I'll level with you.

Until my editor at Something Awful, Andrew 'Garbage Bag' Miller, suggested that I take a listen to Brooklyn duo Sleigh Bells for my second Defending The Indefensible column, I'd never heard of them. You think the rest of the world cares for what happens inside a couple of hipsters' clubs in Brooklyn and in the minds of a handful of desperate, wannabe-agenda-setting critics at CMJ and Pitchfork? Get a grip.

A cursory shout-out on Facebook deepened my suspicions. "The new Bravery," quoth one Web site editor cattily -- a comparison that doubtless would have cut even deeper with me if I'd bothered to listen much to the old Bravery.

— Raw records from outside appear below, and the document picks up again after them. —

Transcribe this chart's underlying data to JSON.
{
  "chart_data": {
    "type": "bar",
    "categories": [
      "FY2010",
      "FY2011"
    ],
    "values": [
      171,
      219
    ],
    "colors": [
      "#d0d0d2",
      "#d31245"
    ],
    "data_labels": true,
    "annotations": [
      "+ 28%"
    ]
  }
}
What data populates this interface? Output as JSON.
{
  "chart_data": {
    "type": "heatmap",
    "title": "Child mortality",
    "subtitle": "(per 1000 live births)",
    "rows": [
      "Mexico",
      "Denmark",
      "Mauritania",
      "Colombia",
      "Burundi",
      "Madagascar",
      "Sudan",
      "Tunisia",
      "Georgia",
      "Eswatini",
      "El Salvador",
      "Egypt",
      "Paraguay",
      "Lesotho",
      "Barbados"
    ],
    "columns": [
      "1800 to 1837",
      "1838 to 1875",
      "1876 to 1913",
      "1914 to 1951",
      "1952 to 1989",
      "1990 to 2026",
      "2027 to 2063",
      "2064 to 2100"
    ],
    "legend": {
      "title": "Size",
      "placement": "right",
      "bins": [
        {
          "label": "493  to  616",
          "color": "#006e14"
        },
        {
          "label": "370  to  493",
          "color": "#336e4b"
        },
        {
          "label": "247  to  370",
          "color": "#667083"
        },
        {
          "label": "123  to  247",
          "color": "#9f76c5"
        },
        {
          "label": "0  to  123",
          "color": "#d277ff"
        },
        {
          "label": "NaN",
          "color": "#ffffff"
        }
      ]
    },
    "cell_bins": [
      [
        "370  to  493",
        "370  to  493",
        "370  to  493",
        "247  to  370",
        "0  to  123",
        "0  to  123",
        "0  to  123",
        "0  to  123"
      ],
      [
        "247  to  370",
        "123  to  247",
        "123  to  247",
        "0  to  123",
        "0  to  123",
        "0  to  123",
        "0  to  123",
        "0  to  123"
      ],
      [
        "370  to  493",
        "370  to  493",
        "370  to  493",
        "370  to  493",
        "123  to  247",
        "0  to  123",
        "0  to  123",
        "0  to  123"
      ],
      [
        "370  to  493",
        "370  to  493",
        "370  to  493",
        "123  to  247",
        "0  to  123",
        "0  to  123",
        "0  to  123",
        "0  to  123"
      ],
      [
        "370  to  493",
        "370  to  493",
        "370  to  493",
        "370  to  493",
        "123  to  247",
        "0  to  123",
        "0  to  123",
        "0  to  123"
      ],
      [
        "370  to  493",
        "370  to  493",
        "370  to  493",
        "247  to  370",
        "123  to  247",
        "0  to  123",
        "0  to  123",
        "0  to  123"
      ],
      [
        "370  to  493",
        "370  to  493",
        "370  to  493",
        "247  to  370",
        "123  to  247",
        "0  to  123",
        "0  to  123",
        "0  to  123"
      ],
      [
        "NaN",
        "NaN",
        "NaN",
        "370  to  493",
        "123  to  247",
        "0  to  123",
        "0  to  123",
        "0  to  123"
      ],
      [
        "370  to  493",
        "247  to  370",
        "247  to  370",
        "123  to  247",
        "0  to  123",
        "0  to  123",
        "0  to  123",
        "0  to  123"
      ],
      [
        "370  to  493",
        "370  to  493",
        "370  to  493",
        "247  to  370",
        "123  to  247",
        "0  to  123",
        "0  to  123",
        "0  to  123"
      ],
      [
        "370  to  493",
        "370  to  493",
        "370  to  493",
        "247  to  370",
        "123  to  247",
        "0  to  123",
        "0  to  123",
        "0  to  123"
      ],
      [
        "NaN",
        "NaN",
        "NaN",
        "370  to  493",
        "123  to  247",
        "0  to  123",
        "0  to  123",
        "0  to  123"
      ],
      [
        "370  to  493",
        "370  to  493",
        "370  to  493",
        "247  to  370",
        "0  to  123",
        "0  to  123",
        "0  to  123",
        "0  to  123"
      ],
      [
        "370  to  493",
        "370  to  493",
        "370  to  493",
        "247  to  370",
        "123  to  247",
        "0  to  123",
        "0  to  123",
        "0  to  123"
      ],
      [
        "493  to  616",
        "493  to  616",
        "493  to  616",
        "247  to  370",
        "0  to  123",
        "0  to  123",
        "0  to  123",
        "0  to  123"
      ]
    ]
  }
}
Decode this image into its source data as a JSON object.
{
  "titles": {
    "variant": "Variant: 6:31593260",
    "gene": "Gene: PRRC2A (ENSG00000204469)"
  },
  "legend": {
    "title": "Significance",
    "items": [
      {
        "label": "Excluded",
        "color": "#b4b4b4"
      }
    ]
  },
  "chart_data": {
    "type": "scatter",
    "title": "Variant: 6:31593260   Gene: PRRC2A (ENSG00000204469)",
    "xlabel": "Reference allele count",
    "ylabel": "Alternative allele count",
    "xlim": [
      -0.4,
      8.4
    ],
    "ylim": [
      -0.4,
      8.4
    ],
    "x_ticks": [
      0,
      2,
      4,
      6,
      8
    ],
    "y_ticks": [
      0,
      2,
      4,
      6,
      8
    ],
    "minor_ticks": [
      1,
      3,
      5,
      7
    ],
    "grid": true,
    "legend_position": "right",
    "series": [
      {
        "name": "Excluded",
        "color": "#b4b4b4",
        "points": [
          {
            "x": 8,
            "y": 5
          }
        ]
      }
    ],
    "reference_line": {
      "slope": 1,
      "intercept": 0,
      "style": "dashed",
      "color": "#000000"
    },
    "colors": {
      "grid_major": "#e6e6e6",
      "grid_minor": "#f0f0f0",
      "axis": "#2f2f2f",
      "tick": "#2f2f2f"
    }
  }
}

I take it from other friends' responses, though, that it was intended as an insult, that folk still haven't forgiven The Bravery's past in mock-ska band Skabba The Hut and powerpop outfit The Pasties, that to be compared with The Bravery's derivative post-punk revivalism is akin to being tarred with the same brush as other flash-in-the-pan outfits such as Interpol and Vampire Weekend. Ouch, harsh!

So I took a listen. Sleigh Bells have worked out that if you turn up your amplifiers past a certain volume, the music distorts. Wow. Now that is inventive. I'd never have thought that one out for myself, nor would Fuck Buttons, Times New Viking, Crocodiles, etc, etc. ... either.

Another friend pointed out the debt that "Tell 'Em" owes to '70s hard-rock outfit Thin "The Boys Are Back In Town" Lizzy. (Presumably, the debt that the single's bombastic beats and cheerleader-style vocals owe to would-be mentor and inspiration M.I.A. is way too obvious to even mention.) Now, I love me a piece of electro-cl$sh and some floor-shaking beats like any closet homosexual ... I mean, Peaches fan ... and I do appreciate that the glam stomp is obligatory for anyone seeking to tap into the FLASHING LIGHTS FUCKING APPALLING DIN market that Sleigh Bells and all their champions are so clearly looking to dominate, but ... um ... how about adding something to the equation? Isn't this all rather four, or 10, years too late? Or is that simply the way the music industry works these days -- it's not just me who feels a cold shiver run down his spine when he reads the word "breakout band" in conjunction with CMJ and Pitchfork, is it? Doesn't music count for anything, or is commerce and the ability to shed several layers of (presumably tight-fitting) spandex clothing on stage all that matters?

Even photos can't stop moving when it comes to Sleigh Bells.

And while we're here, if I want to choose music to work out to, then I'll shove on Lady Gaga or Olivia Newton-John's "Physical" like everyone else, thank you, not music that aspires to be Chicks On Speed minus the natty line in Raincoats cover versions. I go to music shows to enjoy music and maybe have a spasmodic dance or three, not to be made to feel like I'm at a particularly strenuous Sarah Palin rally. (This is a point that, to its credit, Village Voice has already picked up on, interviewing an actual physical fitness instructor about the abs-pumping potential of Sleigh Bells' music.) I didn't like it when Red Hot Chilli Peppers turned music into a physical exercise, and I don't like it now.

And then there's singer Alexis Krauss' tendency to lapse into a lisping, Americanised version of Miki Berenyi over slowly fermenting electro-pop beats when she thinks no one's looking. (When would that be? When she's not stripping off another layer of spandex?) Ms Berenyi, for those of you wondering, was the singer with early-'90s Gothic dream-pop shoegazers Lush. Notwithstanding the fact that shoe-gazing was perhaps the most irritating form of music ever inflicted upon an unwary public by a bunch of over-enthusiastic, zeitgeist-chasing UK music critics -- yes, it was as interesting as the name implies -- some would argue that Ms Berenyi had quite a sweet voice, sugar laced with acerbic attitude. At least it was her own voice.